Kyrgyzstan has denied that it wants to transfer control of its largest iron mine to neighbouring China, following claims that it would do so to pay off debt to Beijing.
China has been reinforcing its presence in the region, which has generated tension among the six million residents of the poor, politically unstable Central Asian country.
In 2019, clashes erupted between Kyrgyz villagers and Chinese employees at a Chinese-owned mine in the mountainous majority-Muslim republic.
“The transfer of the Jetym-Too deposit to China is a lie,” said Daiyrbek Orounbekov, in charge of the president’s information policy.

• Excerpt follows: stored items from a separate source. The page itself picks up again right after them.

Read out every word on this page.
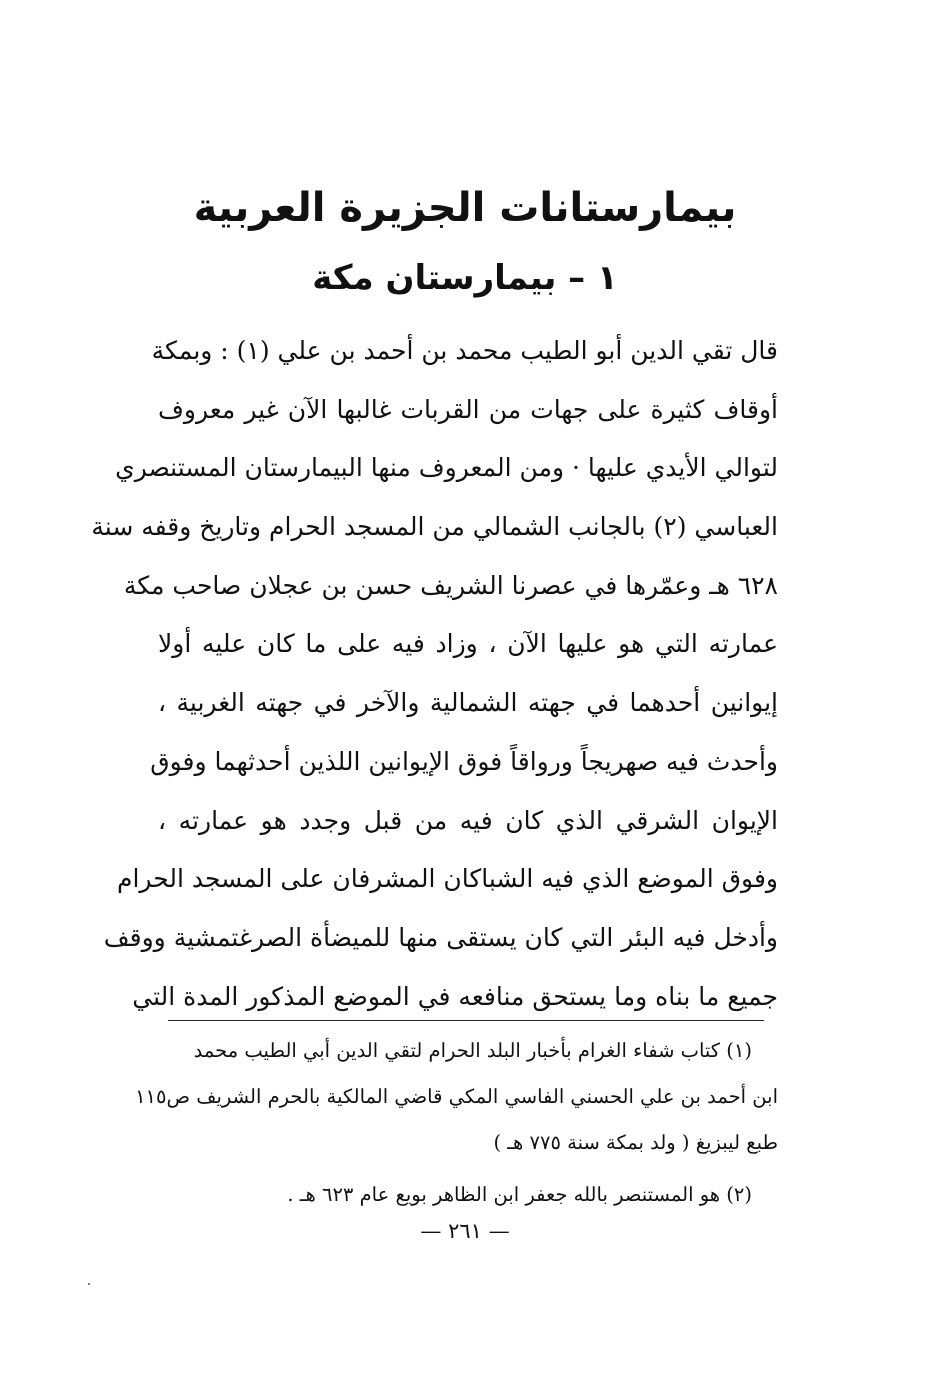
بيمارستانات الجزيرة العربية
١ – بيمارستان مكة
قال تقي الدين أبو الطيب محمد بن أحمد بن علي (١) : وبمكة
أوقاف كثيرة على جهات من القربات غالبها الآن غير معروف
لتوالي الأيدي عليها · ومن المعروف منها البيمارستان المستنصري
العباسي (٢) بالجانب الشمالي من المسجد الحرام وتاريخ وقفه سنة
٦٢٨ هـ وعمّرها في عصرنا الشريف حسن بن عجلان صاحب مكة
عمارته التي هو عليها الآن ، وزاد فيه على ما كان عليه أولا
إيوانين أحدهما في جهته الشمالية والآخر في جهته الغربية ،
وأحدث فيه صهريجاً ورواقاً فوق الإيوانين اللذين أحدثهما وفوق
الإيوان الشرقي الذي كان فيه من قبل وجدد هو عمارته ،
وفوق الموضع الذي فيه الشباكان المشرفان على المسجد الحرام
وأدخل فيه البئر التي كان يستقى منها للميضأة الصرغتمشية ووقف
جميع ما بناه وما يستحق منافعه في الموضع المذكور المدة التي
(١) كتاب شفاء الغرام بأخبار البلد الحرام لتقي الدين أبي الطيب محمد
ابن أحمد بن علي الحسني الفاسي المكي قاضي المالكية بالحرم الشريف ص١١٥
طبع ليبزيغ ( ولد بمكة سنة ٧٧٥ هـ )
(٢) هو المستنصر بالله جعفر ابن الظاهر بويع عام ٦٢٣ هـ .
— ٢٦١ —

“We will develop everything ourselves 100 percent,” he added on his Facebook page on Thursday, adding that local workers would be hired.

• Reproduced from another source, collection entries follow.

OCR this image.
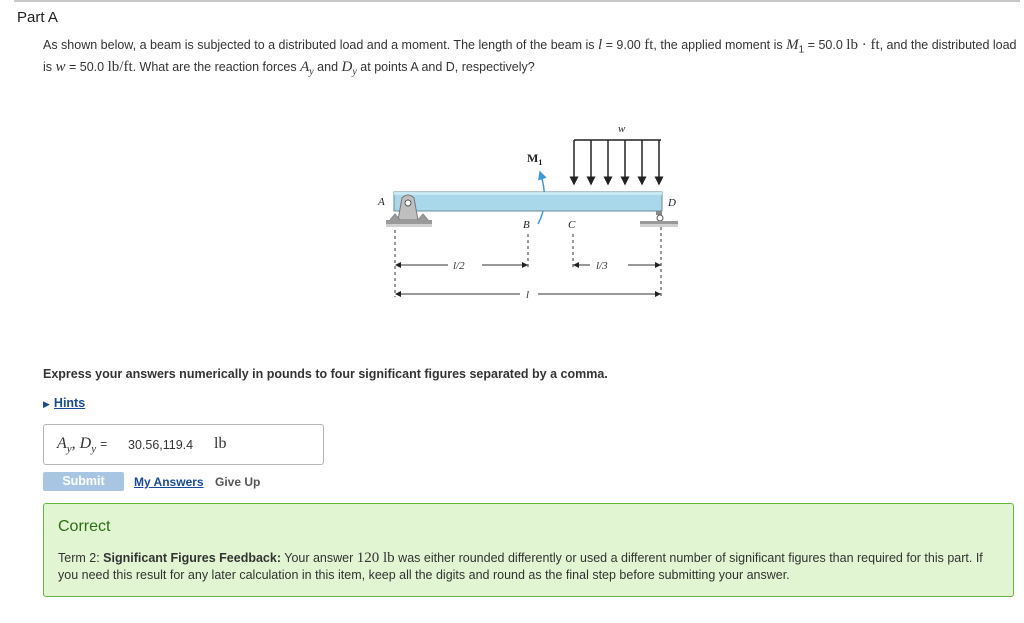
Part A
As shown below, a beam is subjected to a distributed load and a moment. The length of the beam is l = 9.00 ft, the applied moment is $M_1 = 50.0$ lb · ft, and the distributed load is w = 50.0 lb/ft. What are the reaction forces $A_y$ and $D_y$ at points A and D, respectively?
w
$M_1$
A	D
B	C
l/2	l/3
l
Express your answers numerically in pounds to four significant figures separated by a comma.
▶ Hints
$A_y$, $D_y = 30.56,119.4$ lb
Submit	My Answers Give Up
Correct
Term 2: Significant Figures Feedback: Your answer 120 lb was either rounded differently or used a different number of significant figures than required for this part. If you need this result for any later calculation in this item, keep all the digits and round as the final step before submitting your answer.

Orounbekov’s statement comes a few days before China is to host its first summit with the leaders of five ex-Soviet Central Asian nations.
China is Kyrgyzstan’s main creditor, holding more than 40 percent of the country’s foreign debt, which exceeds $4 billion.
Kyrgyzstan is also part of Beijing’s sweeping Belt and Road Initiative to build a massive global trade network.
According to Kyrgyz President Sadyr Japarov, the Jetym-Too mine reserves, in the country’s east, could be worth $50 billion — a figure that has not been verified independently.
Its exploitation has been long delayed by the country’s frequent political turmoil. Residents have also expressed their opposition for environmental reasons.
Last year, Kyrgyzstan nationalised the long-contested Kumtor gold mine — one of the world’s largest — following years of conflict with the previous owner, Canada’s Centerra Gold.